- Buyback spending is plummeting as companies spend less amid growing global uncertainty.
- According to Goldman Sachs, buyback spending slowed 18% to $161 billion during the second quarter, and the firm anticipates that the slowdown will continue.
- “During full-year 2019, we expect S&P 500 cash spending will decline by 6%, the sharpest annual decline since 2009,” the firm says.
- As corporate spending slows, investors hunting for yield should look to high-dividend stocks, the firm says.
Corporate buybacks are “plummeting” as companies tighten their purse strings, and it could have a big impact on the market, Goldman Sachs warned in a note to clients.
In the second quarter, S&P 500 share buybacks totaled $161 billion, about 18% less than the first quarter, the firm found.
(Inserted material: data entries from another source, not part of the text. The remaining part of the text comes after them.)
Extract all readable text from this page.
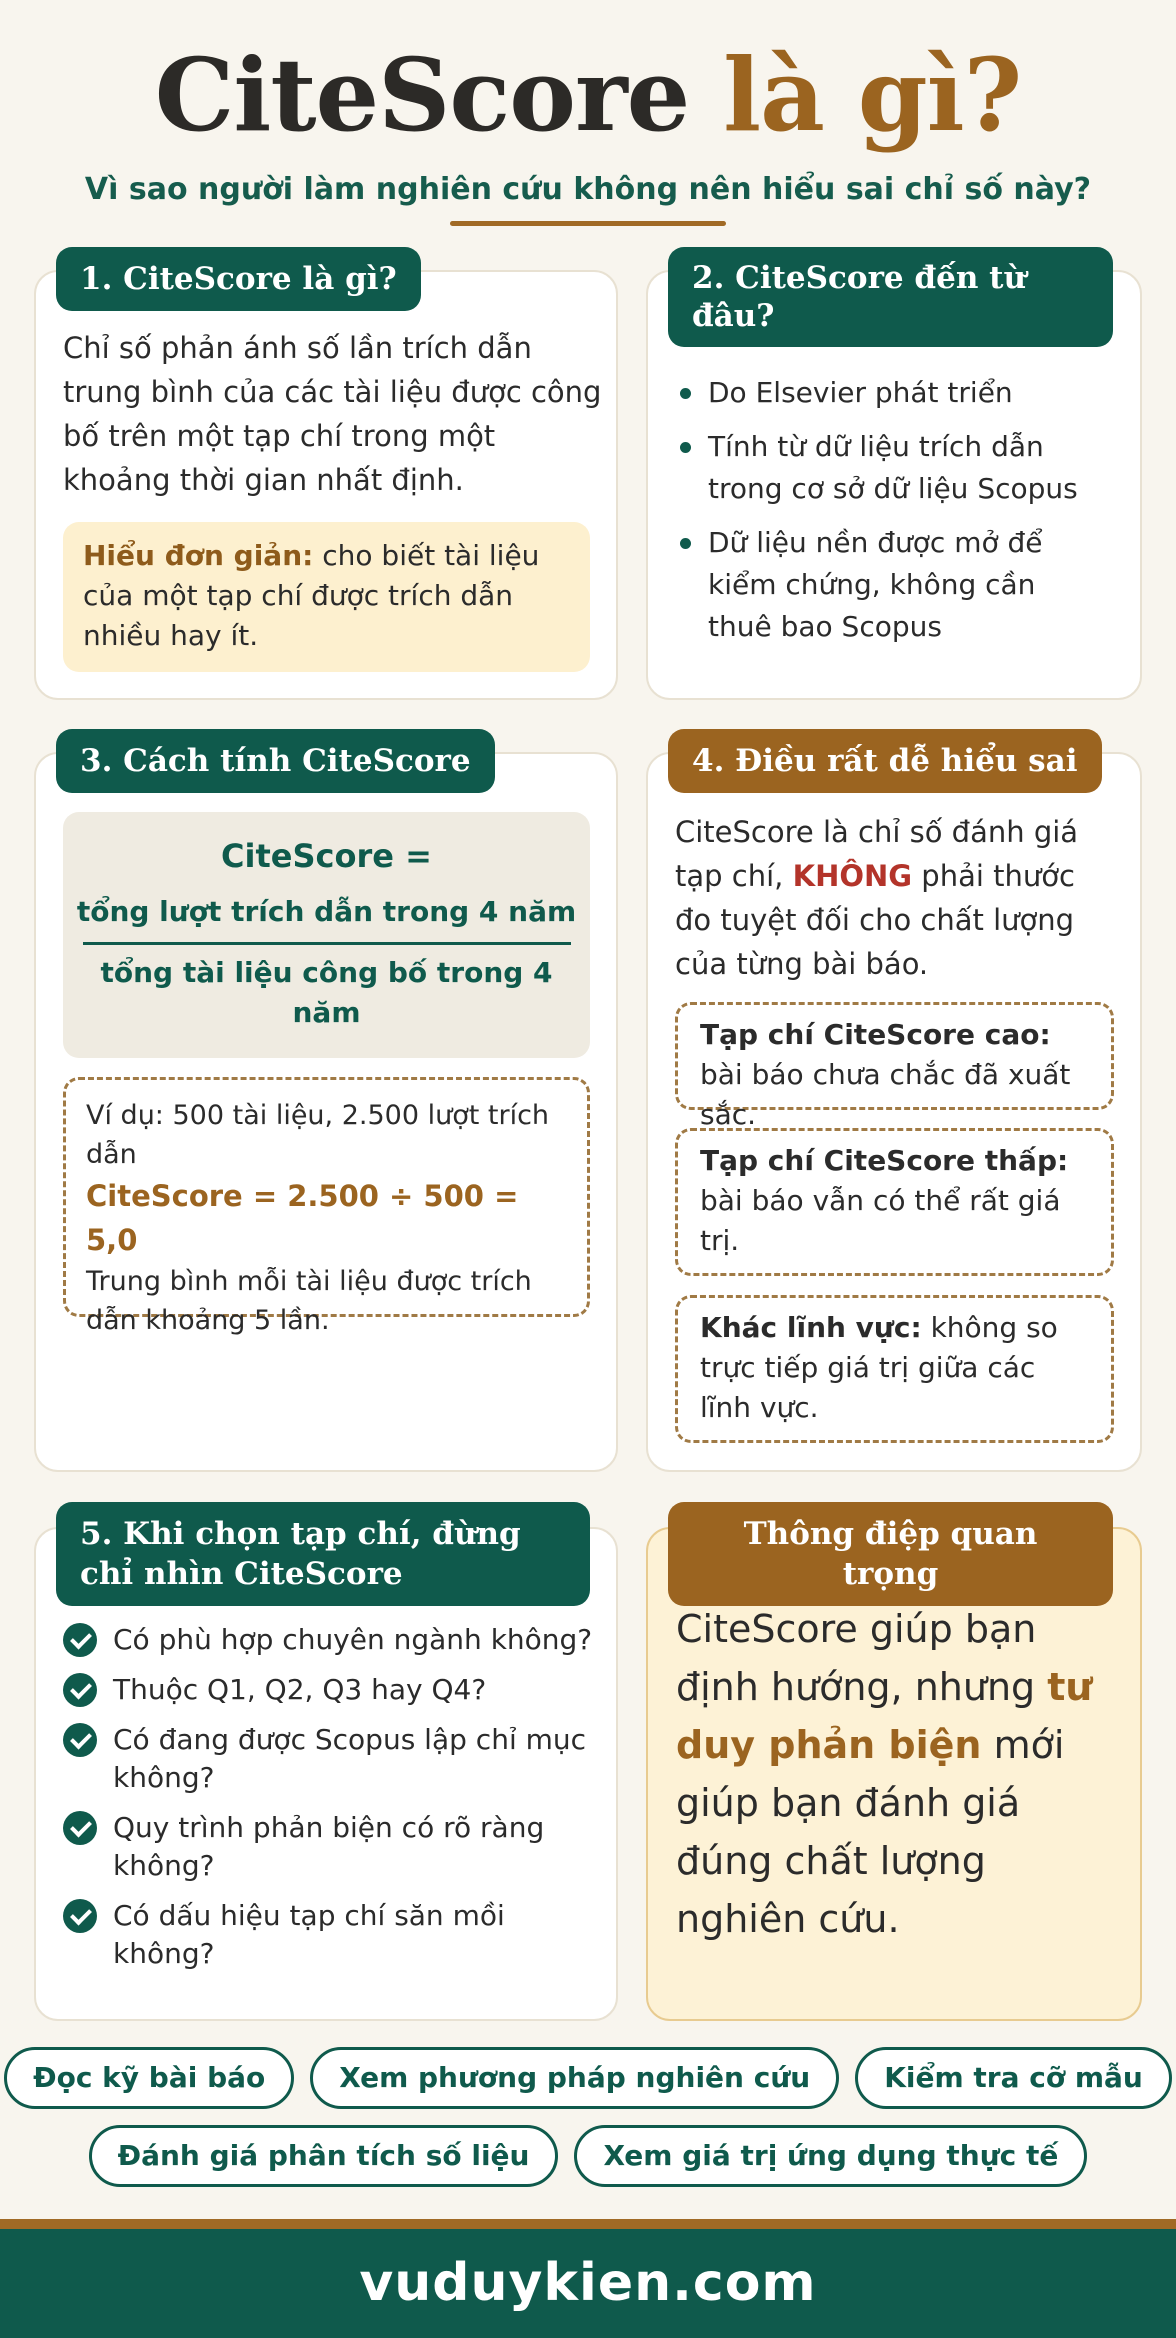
CiteScore là gì?
Vì sao người làm nghiên cứu không nên hiểu sai chỉ số này?
1. CiteScore là gì?
Chỉ số phản ánh số lần trích dẫn trung bình của các tài liệu được công bố trên một tạp chí trong một khoảng thời gian nhất định.
Hiểu đơn giản: cho biết tài liệu của một tạp chí được trích dẫn nhiều hay ít.
2. CiteScore đến từ đâu?
Do Elsevier phát triển
Tính từ dữ liệu trích dẫn trong cơ sở dữ liệu Scopus
Dữ liệu nền được mở để kiểm chứng, không cần thuê bao Scopus
3. Cách tính CiteScore
CiteScore =
tổng lượt trích dẫn trong 4 năm
tổng tài liệu công bố trong 4 năm
Ví dụ: 500 tài liệu, 2.500 lượt trích dẫn
CiteScore = 2.500 ÷ 500 = 5,0
Trung bình mỗi tài liệu được trích dẫn khoảng 5 lần.
4. Điều rất dễ hiểu sai
CiteScore là chỉ số đánh giá tạp chí, KHÔNG phải thước đo tuyệt đối cho chất lượng của từng bài báo.
Tạp chí CiteScore cao: bài báo chưa chắc đã xuất sắc.
Tạp chí CiteScore thấp: bài báo vẫn có thể rất giá trị.
Khác lĩnh vực: không so trực tiếp giá trị giữa các lĩnh vực.
5. Khi chọn tạp chí, đừng chỉ nhìn CiteScore
Có phù hợp chuyên ngành không?
Thuộc Q1, Q2, Q3 hay Q4?
Có đang được Scopus lập chỉ mục không?
Quy trình phản biện có rõ ràng không?
Có dấu hiệu tạp chí săn mồi không?
Thông điệp quan trọng
CiteScore giúp bạn định hướng, nhưng tư duy phản biện mới giúp bạn đánh giá đúng chất lượng nghiên cứu.
Đọc kỹ bài báo	Xem phương pháp nghiên cứu	Kiểm tra cỡ mẫu
Đánh giá phân tích số liệu	Xem giá trị ứng dụng thực tế
vuduykien.com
The amount spent on buybacks this year is down 17% from a year earlier, although it is on track to be the second highest total on record, Goldman said.
The firm anticipates that this trend will continue, saying “early indications suggest second-quarter weakness in buybacks may persist.”
For 2019, total buybacks will drop 15% to $710 billion, and in 2020 they see a 5% decline to $675 billion, the firm predicted.
Share repurchases have been a key element during this bull market, the longest on record. By repurchasing shares, a company reduces the number of shares outstanding. It can have the effect of boosting the stock price and lifts earnings per share figures.